The artisanal movement has been on the rise, especially since the Texas Food Cottage Law, which oversees home bakers and other small-scale food makers, was loosened last year. Some catering companies and the random restaurant will rent out their kitchens on a short-term basis; that's how Hypnotic Donuts came into being, by using kitchen space at a pizzeria during off hours. But there are few actual kitchens-for-rent, such as Hour Kitchen in Garland or Elixir in Fort Worth.

Wolf has been looking for a couple of years, and was considering buying a building when he discovered the former doughnut shop at 6900 Alma Dr. in Plano. It came with many costly basics such a grease trap and a vent-a-hood, as well as doughnut-making equipment, some of which he's sold to Hypnotic.

"The sign still says 'donuts'," he says. "People have been coming in and asking if we have doughnuts."

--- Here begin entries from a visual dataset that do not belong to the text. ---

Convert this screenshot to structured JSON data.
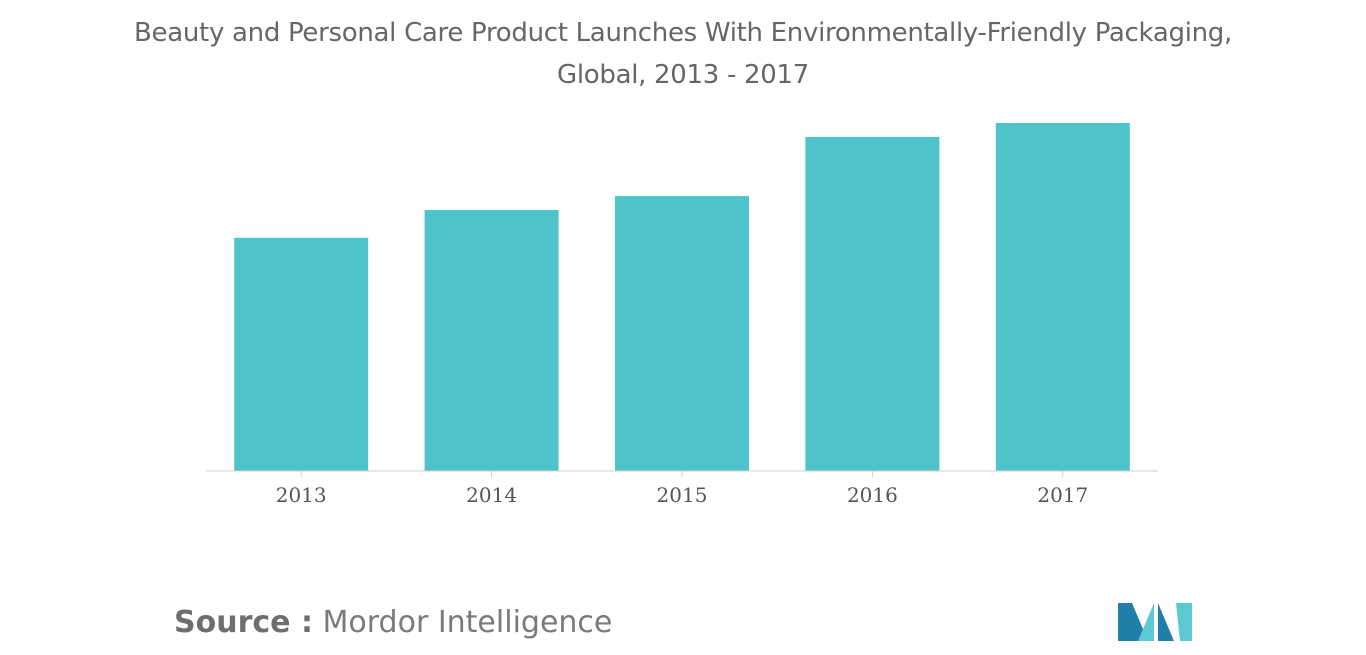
{
  "title_line1": "Beauty and Personal Care Product Launches With Environmentally-Friendly Packaging,",
  "title_line2": "Global, 2013 - 2017",
  "source_prefix": "Source :",
  "source_name": "Mordor Intelligence",
  "colors": {
    "bar": "#4fc3ca",
    "logo_dark": "#1f7fa8",
    "logo_light": "#5cc8d1"
  },
  "chart_data": {
    "type": "bar",
    "categories": [
      "2013",
      "2014",
      "2015",
      "2016",
      "2017"
    ],
    "values": [
      67,
      75,
      79,
      96,
      100
    ],
    "ylim": [
      0,
      100
    ],
    "grid": false,
    "legend": "none"
  }
}
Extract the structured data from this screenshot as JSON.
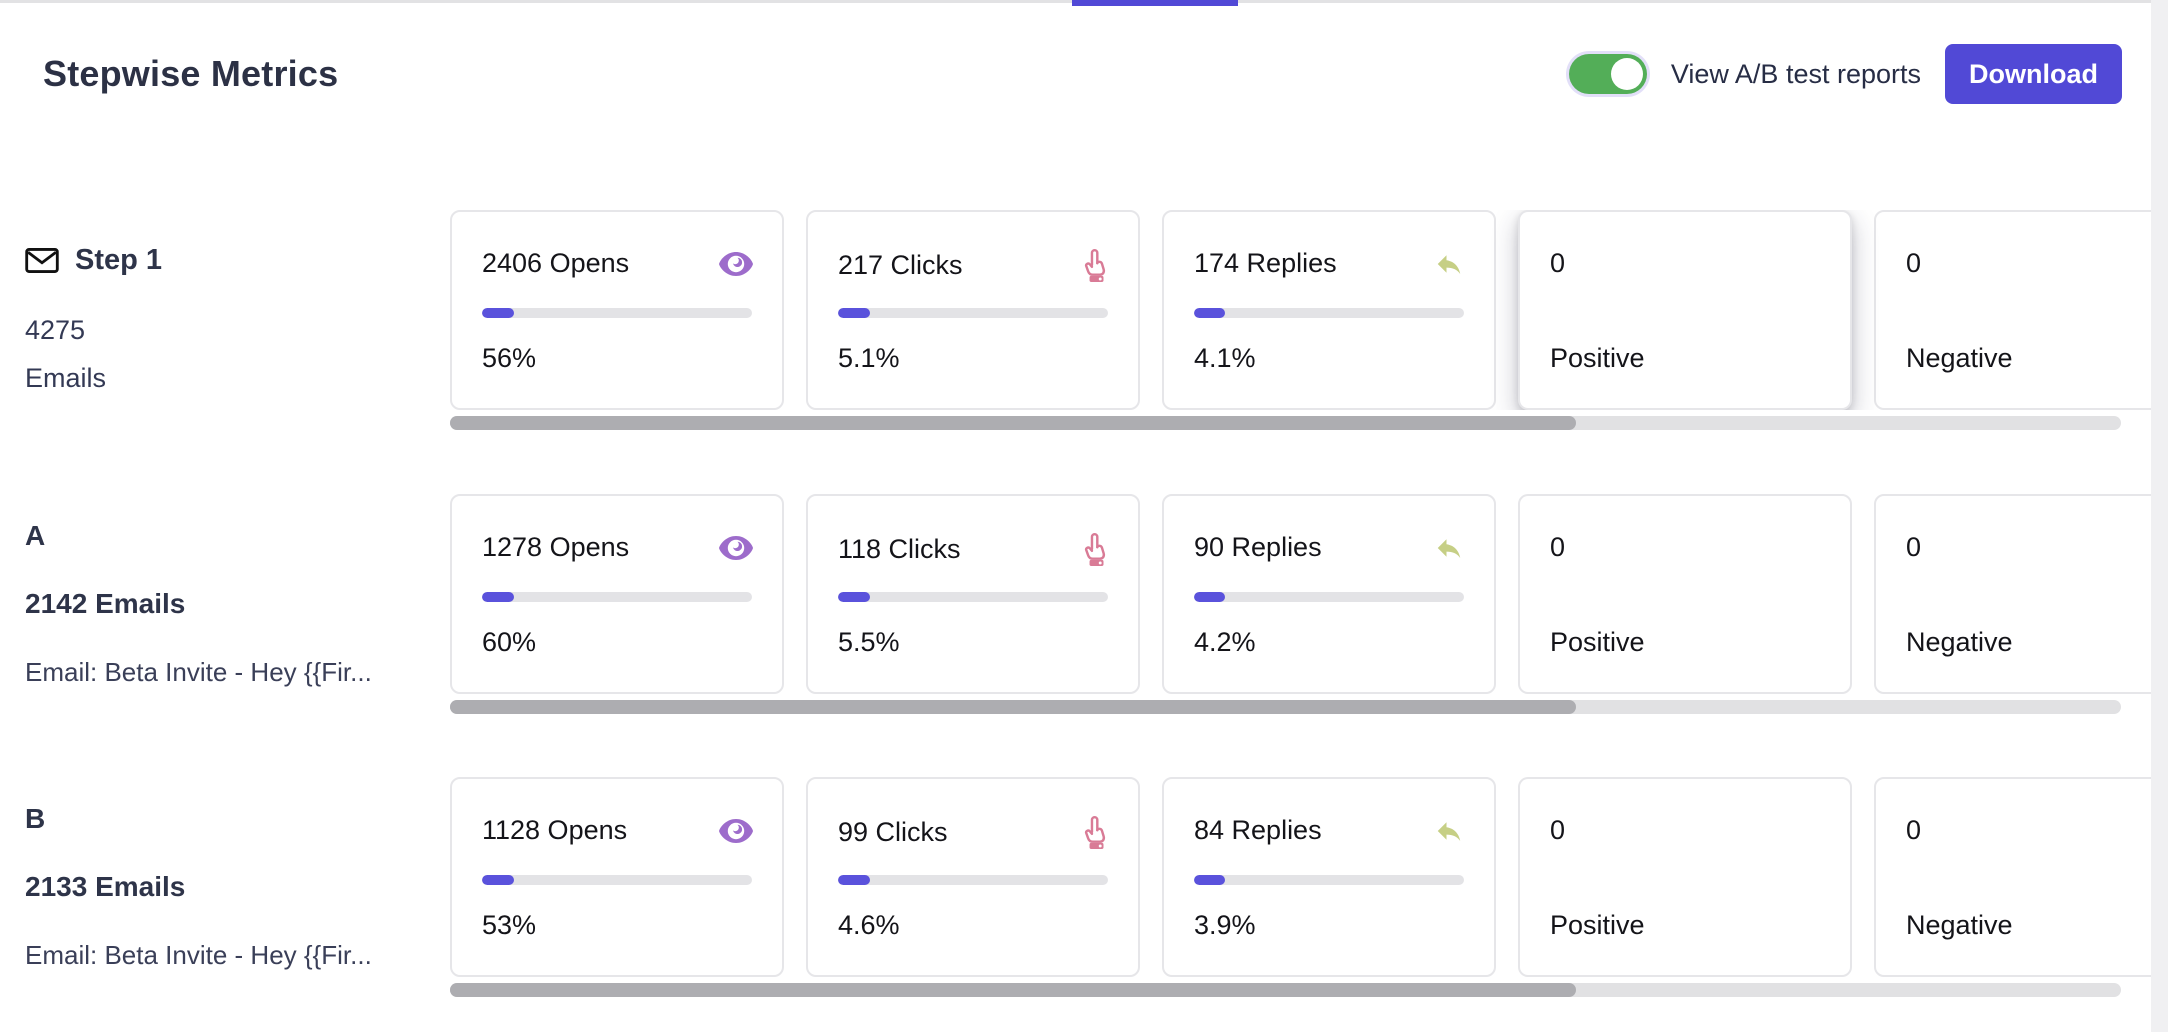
{
  "header": {
    "title": "Stepwise Metrics",
    "ab_toggle": {
      "label": "View A/B test reports",
      "state": "on"
    },
    "download_button": "Download"
  },
  "colors": {
    "accent": "#5149D6",
    "progress-fill": "#5A52DC",
    "toggle-green": "#53AE58",
    "eye": "#9D6CCB",
    "click": "#D97B96",
    "reply": "#C6CF85",
    "track": "#E3E3E6",
    "scroll-thumb": "#ADADB1",
    "scroll-track": "#E1E1E3"
  },
  "rows": [
    {
      "label": {
        "title": "Step 1",
        "line2": "4275",
        "line3": "Emails"
      },
      "cards": [
        {
          "metric": "2406 Opens",
          "icon": "eye-icon",
          "percent": "56%",
          "bar": 0.12
        },
        {
          "metric": "217 Clicks",
          "icon": "click-icon",
          "percent": "5.1%",
          "bar": 0.12
        },
        {
          "metric": "174 Replies",
          "icon": "reply-icon",
          "percent": "4.1%",
          "bar": 0.115
        },
        {
          "metric": "0",
          "label": "Positive",
          "elevated": true
        },
        {
          "metric": "0",
          "label": "Negative"
        }
      ]
    },
    {
      "label": {
        "title": "A",
        "line2": "2142 Emails",
        "line3": "Email: Beta Invite - Hey {{Fir..."
      },
      "cards": [
        {
          "metric": "1278 Opens",
          "icon": "eye-icon",
          "percent": "60%",
          "bar": 0.12
        },
        {
          "metric": "118 Clicks",
          "icon": "click-icon",
          "percent": "5.5%",
          "bar": 0.12
        },
        {
          "metric": "90 Replies",
          "icon": "reply-icon",
          "percent": "4.2%",
          "bar": 0.115
        },
        {
          "metric": "0",
          "label": "Positive"
        },
        {
          "metric": "0",
          "label": "Negative"
        }
      ]
    },
    {
      "label": {
        "title": "B",
        "line2": "2133 Emails",
        "line3": "Email: Beta Invite - Hey {{Fir..."
      },
      "cards": [
        {
          "metric": "1128 Opens",
          "icon": "eye-icon",
          "percent": "53%",
          "bar": 0.12
        },
        {
          "metric": "99 Clicks",
          "icon": "click-icon",
          "percent": "4.6%",
          "bar": 0.12
        },
        {
          "metric": "84 Replies",
          "icon": "reply-icon",
          "percent": "3.9%",
          "bar": 0.115
        },
        {
          "metric": "0",
          "label": "Positive"
        },
        {
          "metric": "0",
          "label": "Negative"
        }
      ]
    }
  ]
}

Wolf, who does the festival in his spare time, has a regular day job that he says he will still keep. "I already have a list of people who have come to me from the chocolate festival and said, 'I want to teach classes, I want to make food.'" he says. "So it wasn't a total risk."

That said, he would like to make a profit. "This is not a charity thing," he says. "If I can be in a position to help them and make a little bit of money, that would be good. But I love eating the food, I love seeing what people do. This is the root of small business: a one-person operation starting these businesses on their own."